On back-to-back days, Maryland basketball coach Mark Turgeon and football coach Randy Edsall asked fans for more support. They couldn't have been coming from more different places.
While the basketball team is deep, in top health and primed for a breakthrough season, the football squad is thin, injury-riddled and literally limping to the finish after four straight losses.
Turgeon's appeal came Monday night after a disappointing crowd of 8,724 watched the Terrapins' 67-45 romp over Morehead State. It was the worst Comcast crowd of the Turgeon regime, by more than 1,000. Last year's low of 9,875 came against Mount St.

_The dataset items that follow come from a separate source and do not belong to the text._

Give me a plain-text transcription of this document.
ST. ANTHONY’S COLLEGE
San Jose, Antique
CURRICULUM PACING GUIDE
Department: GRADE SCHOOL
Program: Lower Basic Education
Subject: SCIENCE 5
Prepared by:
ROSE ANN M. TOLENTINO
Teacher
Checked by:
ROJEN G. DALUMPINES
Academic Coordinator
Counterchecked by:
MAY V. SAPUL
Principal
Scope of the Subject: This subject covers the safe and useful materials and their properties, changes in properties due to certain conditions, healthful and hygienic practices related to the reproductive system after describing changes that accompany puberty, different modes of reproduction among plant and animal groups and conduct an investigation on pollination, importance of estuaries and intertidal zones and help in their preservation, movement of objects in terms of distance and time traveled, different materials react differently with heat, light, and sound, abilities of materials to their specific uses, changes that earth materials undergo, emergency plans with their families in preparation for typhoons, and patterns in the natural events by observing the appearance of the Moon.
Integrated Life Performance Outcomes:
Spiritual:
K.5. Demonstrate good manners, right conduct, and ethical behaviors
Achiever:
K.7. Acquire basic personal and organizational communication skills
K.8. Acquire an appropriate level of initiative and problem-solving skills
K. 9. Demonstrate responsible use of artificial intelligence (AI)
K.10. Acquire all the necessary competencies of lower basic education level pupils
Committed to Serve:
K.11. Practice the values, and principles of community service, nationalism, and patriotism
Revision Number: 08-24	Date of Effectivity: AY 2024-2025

Mary's and the home opener against UNC Wilmington drew 12,873.
The poor turnout was a surprise to Turgeon, especially after Maryland fans came out in force in the Terps' 72-69 loss to Kentucky at Barclays Center in Brooklyn, N.Y.
"You couldn't talk to the guy next to you," Turgeon said Tuesday night on his radio show of the noisy crowd.
So as he wrapped up his news conference on Monday, Turgeon asked reporters from the school newspaper to identify themselves and urged them to ask students to attend Friday's home game against LIU Brooklyn.
"We need students to come. We have a good product on the floor," Turgeon said. "Parents out there, buy some tickets for young kids. We're going to play hard."
With expectations bright for this season, Maryland's sagging attendance is difficult to understand, though it is reflective of a disturbing trend in the NCAA over the last five years.
Some have blamed the location of Comcast Center, in a remote corner of the campus, far from most student housing. But that didn't keep the building from regularly hosting sellouts from the time it opened in 2002 until a few years ago. As recently as 2008, the Terps drew a sellout for a Nov. 21 game against Vermont.
It's hard to imagine that ever happening again in November, regardless of the success of Turgeon.
Fan support has often been a sticking point with Turgeon. Despite winning 97 games in four seasons at Texas A&M, fan response was lukewarm, and he sometimes scolded fans. If there were any Texas A&M people out there listening, Monday night sounded like a familiar refrain.